Cloud computing has the potential to drive significant value to organizations through increased IT efficiency, agility and innovation; but a clear understanding of exactly what is to be moved and how the cloud system will be architected and operated is critically important. In particular, organizations should analyze the security implications and their own risk tolerance before deciding whether or not to move a specific information asset to a cloud-based implementation.
So, how should enterprises go about conducting this analysis? The first step is to identify the individual IT assets that will be subject to the analysis. Each asset may be a database, a website, an application, a business process or some combination thereof. Note that this step does not need to encompass every single IT asset within the organization, only those that may be candidates for migration to a cloud computing environment.
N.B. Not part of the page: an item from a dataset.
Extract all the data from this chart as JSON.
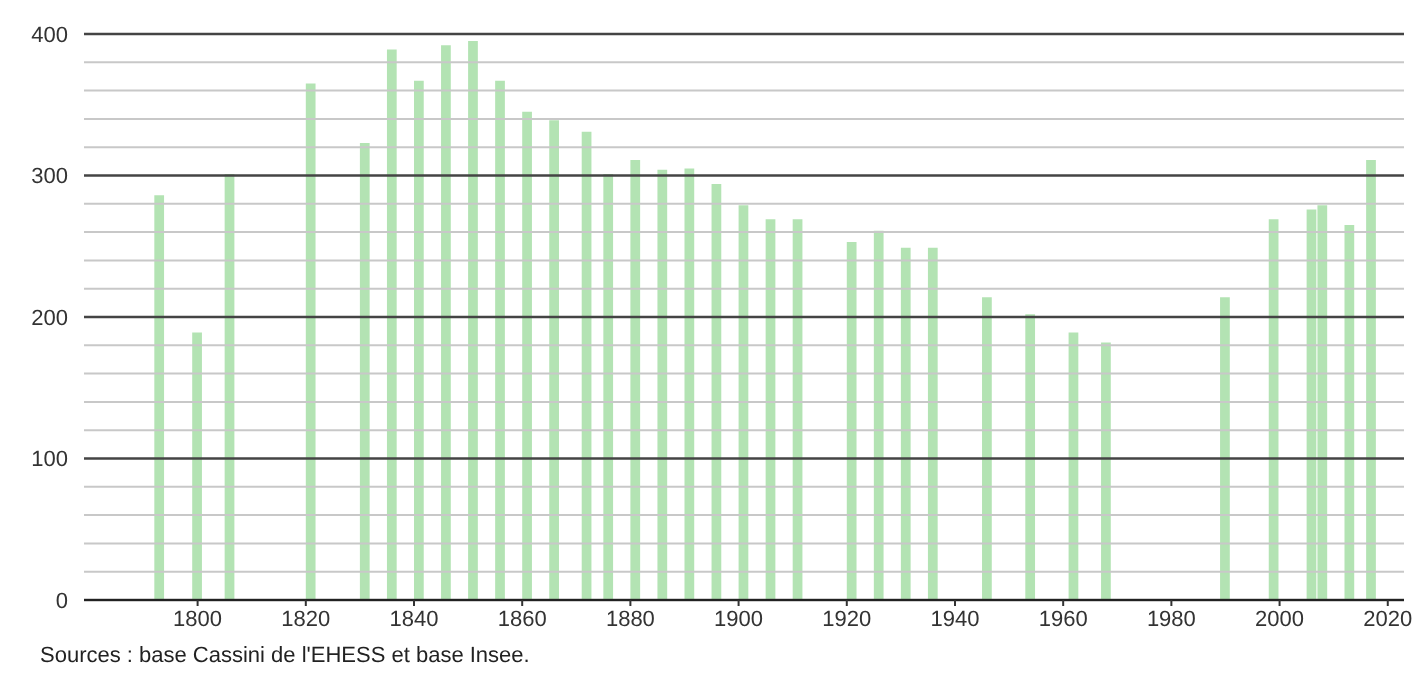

For each of the assets that we’ve identified we now need to get a detailed understanding of how they are used by the organization. We should be looking to identify information such as:
- What is the security classification and sensitivity of the information associated with the asset? Are there social security numbers, credit cards and health information that require special consideration? Who are the users and where are they located?
- Who are the end users and where are they located? Are they internal or external to the organization? What level of local infrastructure is available for network access and what types of mobile devices need to be supported for access?
- Who are the administrative users that will require privileged access and what are the requirements for least privilege and separation of duties that must be supported?
- What are the underlying storage, processing power and bandwidth required to deliver the asset to the users? Are there predictable spikes in capacity requirements, such as quarterly reporting or following the announcement of a new product offering?
- What underlying operating systems, database engines and other components are required? How do these platforms map to the organization’s enterprise architecture and other applicable technology standards?
- How does information asset integrate with other systems, processes or other organizations? Are there ancillary systems that are critical to the delivery of the asset? Should the scope of the information asset under consideration be broadened to include these other systems?
Once an inventory of the asset and its attributes is completed, it’s time to conduct an asset valuation. This may be the cost associated with creating the asset or the level of mission criticality of the asset. This valuation should also include a determination of the negative impacts to the organization if the asset were to be compromised in various ways, such as the asset becoming widely public and widely distributed, manipulation by an outsider, unauthorized changes to data and unavailability of the asset or poor response time in support of mission critical operations.
Creating logical groupings of the assets analyzed is the next step. For example, are there platform or security requirements that are common to many of the assets? Are there assets that have similar valuations or negative impacts due to compromise? Are there assets that apply to a certain mission or business areas, such as R&D or financial management?
The next step is mapping the attributes and requirements associated with each of the logical groupings to viable cloud models and the capabilities of various providers and their specific service offerings. This step is likely to be highly iterative, as various candidate models and providers will be considered for each grouping before a recommendation on an implementation approach is made. By grouping information assets into asset classes, we can achieve greater economies of scale through whichever cloud model is selected. We can also expect that different deployment models and service providers will be considered appropriate for different asset classes.
More resources on risk tolerance and cloud computing
When mapping attributes and requirements to deployment models and specific vendor capabilities, we want to come away with three things:
- Target Architecture: This should be a depiction of the system and network architecture. Of particular importance is the location of data, connectivity with the CSP and identity management and associated security controls.
- Concept of Operations: This should delineate responsibilities between the customer and service provider for Tier 1/2/3 help desk, response times, security incident response processes, ongoing vulnerability assessments, support for VIP users and handling of peak processing loads.
- Implementation and Migration Plan: This should identify the high-level milestones and costs required to implement and migrate the information asset to the cloud model. This should consider data migration, end-user training and organizational change management.
With these three outputs in hand, we can consider our risk tolerance in these areas:
- Security: Are the technical and operational security controls appropriate for the sensitivity of the information and the valuation of the asset? Will security operations support regulatory requirements for incident response time or compliance with privacy laws? Will information be kept secure while it is being migrated to the cloud environment?
- Operations: Will VIP users receive appropriate levels of support in the cloud-based implementation? Will peak performance requirements be met? Will response time to incident reports meet expectations? What service-level agreements (SLAs) should be put in place to ensure that operational expectations are met?
- Organizational: Does the cost/benefit model support the given cloud implementation approach? Can the implementation be completed in an acceptable timetable with minimal impacts to users? Last but not least, has buy-in been received from appropriate levels of management regarding the changes that are associated with the cloud model?
Organizations will optimize the benefits they receive from cloud computing by applying a structured, analytical approach to determine which IT assets and services should be moved to the cloud, the risks associated with moving those assets and the organizations risk tolerance.